The major greenhouse gases of concern are carbon dioxide, methane, nitrous oxide and ozone.

Carbon dioxide

The main greenhouse gas of concern is carbon dioxide, or CO2, which is released when we burn fossil fuels such as coal, oil and gas. Carbon dioxide is probably the most important of the greenhouse gases as it accounts for the largest proportion of the 'trace gases' and is currently responsible for 60% of the 'enhanced greenhouse effect'.

Burning fossil fuels releases the carbon dioxide stored millions of years ago. We use fossil fuels to run vehicles (petrol, diesel and kerosene), heat homes, businesses and power factories. Deforestation releases the carbon stored in trees and also results in less carbon dioxide being removed from the atmosphere.

Methane

The importance of methane in the greenhouse effect is its warming effect.

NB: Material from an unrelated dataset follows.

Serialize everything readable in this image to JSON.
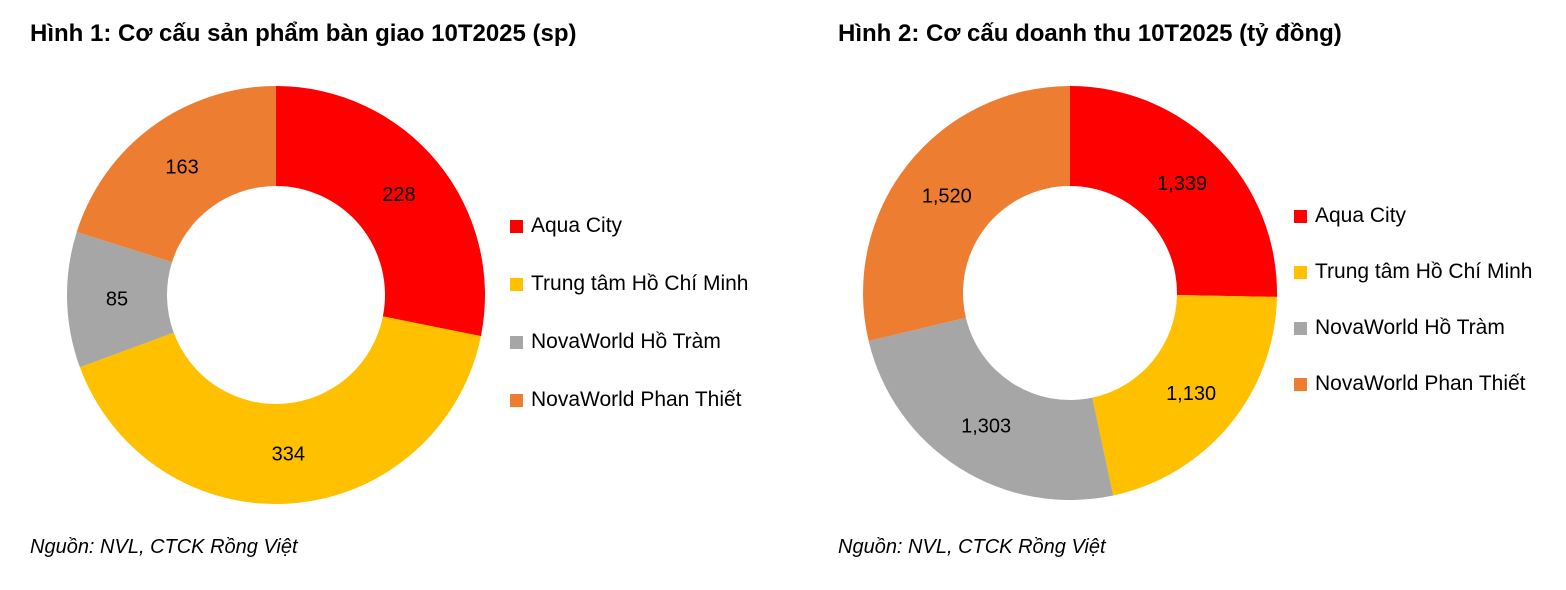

Even though it occurs in lower concentrations than carbon dioxide, it produces 21 times as much warming as CO2. Methane accounts for 20% of the 'enhanced greenhouse effect'.

Methane is generated naturally by bacteria that break down organic matter, it is found in the guts of termites and other animals and in natural gas deposits. An increase in livestock farming and rice growing has led to an increase in atmospheric methane. Other sources are the extraction of fossil fuels, landfill sites and the burning of biomass.

Nitrous oxide

Nitrous oxide makes up an extremely small amount of the atmosphere - it is less than one-thousandth as abundant as carbon dioxide. However, it is 200 to 300 times more effective in trapping heat than carbon dioxide.

Burning fossil fuels and wood is one source of the increase in atmospheric nitrous oxide, however the main contributor is believed to be the widespread use of nitrogen-base fertilisers. Sewage treatment plants may also be a major source of this gas.

Ozone

Ozone is an everyday part of the atmosphere and is constantly being created and destroyed. Upper atmospheric ozone does function as a greenhouse gas, but its strength compared to carbon dioxide is yet to be calculated. Some ozone is man-made by various kinds of air pollution, when it reacts in sunlight. Increases in pre-cursor pollutants such as oxides of nitrogen (NOx) and volatile organic compounds (VOC's) could create future increases in ground level and upper atmospheric ozone.